The Justice Department has kicked off a long-awaited claims process to get at least some money back to people burned by OneCoin, the global crypto scheme that prosecutors say siphoned billions from investors. The new program puts a pool of recovered, forfeited assets on the table for purchasers who suffered net losses and sets a hard deadline for filing.
How To File And What Counts
Anyone who bought OneCoin between 2014 and 2019 and ended up with a net loss can submit a petition for remission. Petitions must be postmarked or received by June 30, 2026, and do not require any payment or a lawyer.
The petition form and instructions are posted on the official administrator portal, OneCoin Remission. The Department of Justice summarized the program in a notice issued through Kroll. According to the DOJ, applicants have to provide documentation that backs up their claimed monetary losses as part of the review.
How Much Money Is In The Pot
The distributable pool described in the announcement comes to roughly $40 million, a relatively small slice of what the scheme is alleged to have pulled in worldwide. Cointelegraph and other outlets reporting on the Justice Department notice say the funds trace back to criminal forfeiture cases in the Southern District of New York.
Because the pool is limited and the alleged fraud ran into the billions, any compensation is expected to be prorated among approved petitioners rather than a full refund. In other words, victims are likely to get a piece of their losses back, not the whole thing.
Who Is Running This And What Happens Next
The remission program is being run by Kroll Settlement Administration on behalf of the Justice Department, and the Southern District of New York handled the underlying forfeiture actions that fed money into the fund.
The FBI’s New York field office says it will keep working the broader OneCoin investigation in partnership with the Southern District of New York and IRS Criminal Investigation. Agents are still looking for information about the scheme, including tips on fugitive co‑founder Ruja Ignatova, and are urging anyone with leads to contact the bureau at tips.fbi.gov or 1‑800‑CALL‑FBI. See the FBI New York post and the Ten Most Wanted page on the FBI site for more on the investigation and reporting options.
What Victims Should Expect
Submitting a petition is not a guaranteed payout. Petitioners have to substantiate their losses, and distributions are capped by the net proceeds of forfeited assets, in line with the Justice Department’s asset forfeiture procedures.
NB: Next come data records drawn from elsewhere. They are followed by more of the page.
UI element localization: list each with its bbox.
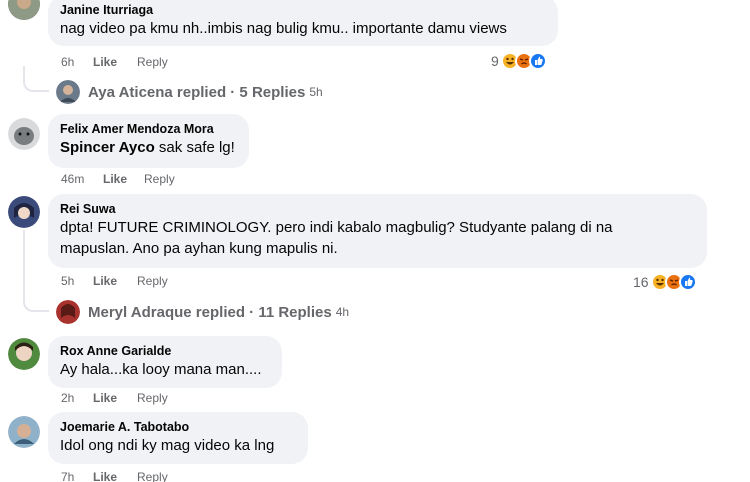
view-replies-link[interactable]: Aya Aticena replied · 5 Replies 5h <box>56 80 323 104</box>
mention-link[interactable]: Spincer Ayco <box>60 139 155 156</box>
reply-button[interactable]: Reply <box>137 273 168 289</box>
reactions-summary[interactable]: 16 <box>633 273 697 291</box>
thread-connector <box>23 66 49 92</box>
comment-text: Ay hala...ka looy mana man.... <box>60 361 262 378</box>
comment-time[interactable]: 6h <box>61 54 93 70</box>
comment-author[interactable]: Janine Iturriaga <box>60 2 546 18</box>
comment-time[interactable]: 2h <box>61 390 93 406</box>
comment-author[interactable]: Rox Anne Garialde <box>60 343 270 359</box>
comment-actions: 7h Like Reply <box>61 469 168 482</box>
comment-text-line: dpta! FUTURE CRIMINOLOGY. pero indi kaba… <box>60 219 613 236</box>
like-icon <box>678 273 697 291</box>
like-button[interactable]: Like <box>93 469 117 482</box>
like-button[interactable]: Like <box>93 273 117 289</box>
comment-text-line: mapuslan. Ano pa ayhan kung mapulis ni. <box>60 240 338 257</box>
thread-connector <box>23 290 49 312</box>
avatar[interactable] <box>8 338 40 370</box>
replies-time: 4h <box>335 305 350 319</box>
avatar[interactable] <box>8 118 40 150</box>
reply-button[interactable]: Reply <box>144 171 175 187</box>
reply-button[interactable]: Reply <box>137 469 168 482</box>
comment-time[interactable]: 7h <box>61 469 93 482</box>
comment-actions: 6h Like Reply <box>61 54 168 70</box>
view-replies-link[interactable]: Meryl Adraque replied · 11 Replies 4h <box>56 300 349 324</box>
comment-text-body: sak safe lg! <box>154 139 235 156</box>
reactions-summary[interactable]: 9 <box>491 52 547 70</box>
comment-author[interactable]: Joemarie A. Tabotabo <box>60 419 296 435</box>
comment-bubble: Rox Anne Garialde Ay hala...ka looy mana… <box>48 336 282 388</box>
comment-time[interactable]: 46m <box>61 171 103 187</box>
like-button[interactable]: Like <box>93 54 117 70</box>
replies-label[interactable]: Meryl Adraque replied · 11 Replies <box>88 304 332 321</box>
avatar <box>56 300 80 324</box>
comment-actions: 46m Like Reply <box>61 171 175 187</box>
reply-button[interactable]: Reply <box>137 54 168 70</box>
comment-bubble: Felix Amer Mendoza Mora Spincer Ayco sak… <box>48 114 249 168</box>
reply-button[interactable]: Reply <box>137 390 168 406</box>
comment-bubble: Janine Iturriaga nag video pa kmu nh..im… <box>48 0 558 46</box>
comment-actions: 5h Like Reply <box>61 273 168 289</box>
avatar <box>56 80 80 104</box>
avatar[interactable] <box>8 416 40 448</box>
comment-author[interactable]: Rei Suwa <box>60 201 695 217</box>
reaction-count: 16 <box>633 274 649 290</box>
reaction-count: 9 <box>491 53 499 69</box>
comment-bubble: Rei Suwa dpta! FUTURE CRIMINOLOGY. pero … <box>48 194 707 268</box>
replies-time: 5h <box>309 85 323 99</box>
avatar[interactable] <box>8 0 40 20</box>
comment-bubble: Joemarie A. Tabotabo Idol ong ndi ky mag… <box>48 412 308 464</box>
like-icon <box>528 52 547 70</box>
comment-actions: 2h Like Reply <box>61 390 168 406</box>
comment-text: nag video pa kmu nh..imbis nag bulig kmu… <box>60 20 507 37</box>
replies-label[interactable]: Aya Aticena replied · 5 Replies <box>88 84 305 101</box>
comment-text: Spincer Ayco sak safe lg! <box>60 137 237 158</box>
comment-text: Idol ong ndi ky mag video ka lng <box>60 437 275 454</box>
avatar[interactable] <box>8 196 40 228</box>
comment-time[interactable]: 5h <box>61 273 93 289</box>
like-button[interactable]: Like <box>103 171 127 187</box>
like-button[interactable]: Like <box>93 390 117 406</box>
comment-author[interactable]: Felix Amer Mendoza Mora <box>60 121 237 137</box>
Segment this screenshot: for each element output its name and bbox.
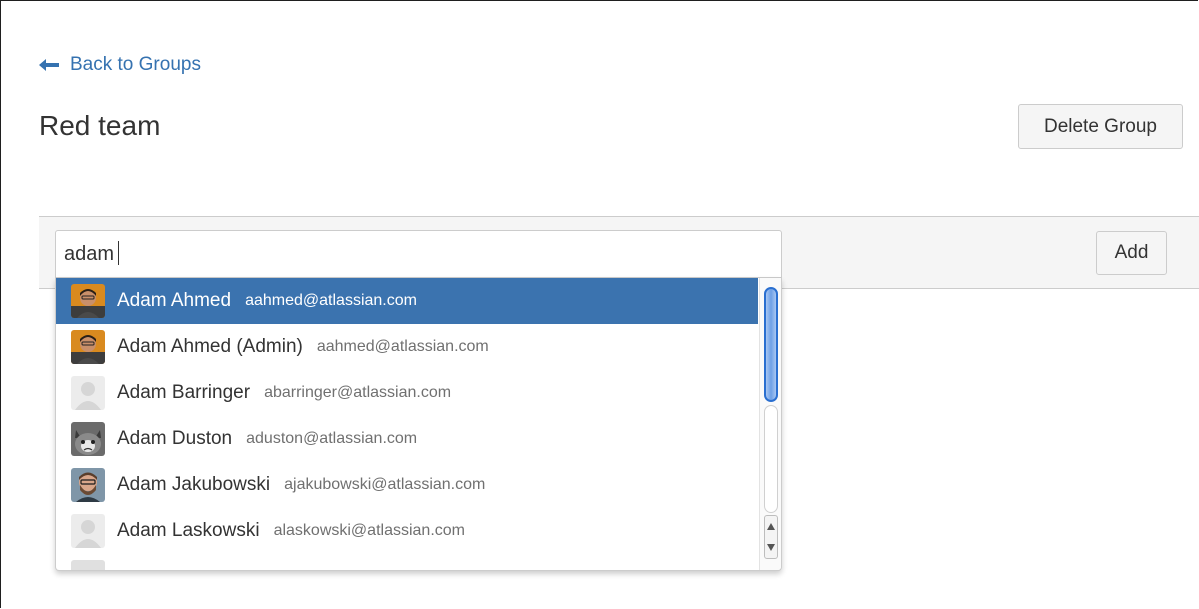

Guidance published through PR Newswire stresses that neither the Department nor Kroll will ever ask victims for money to file. That warning is not subtle: people should be on the lookout for copycat or “we can help you get your money” scams trying to piggyback on this process.
For broader context, the Justice Department notes that its Asset Forfeiture Program has returned billions of dollars to victims in past cases, using the same basic framework of seizing criminal proceeds and channeling them into victim compensation.
How This Fits Into The Legal Fight
The remission window follows a run of criminal convictions tied to OneCoin. Co‑founder Karl Sebastian Greenwood pleaded guilty and received a long federal sentence, and other associates have been convicted and hit with forfeiture orders linked to the scheme.
Reporting on the DOJ announcement connects those forfeiture orders to the pool now available for remission and frames the new program as one step in a broader, multi‑jurisdictional push to turn seized assets into real recoveries for harmed investors, even if the payback only covers a fraction of what was lost.
Victims who believe they may qualify are encouraged to gather purchase records, bank and payment statements, and any correspondence showing withdrawals or transfers. Once that paperwork is in hand, they can submit a completed petition at onecoinremission.com or contact the administrator at 1‑833‑421‑9748 before the June 30, 2026 deadline.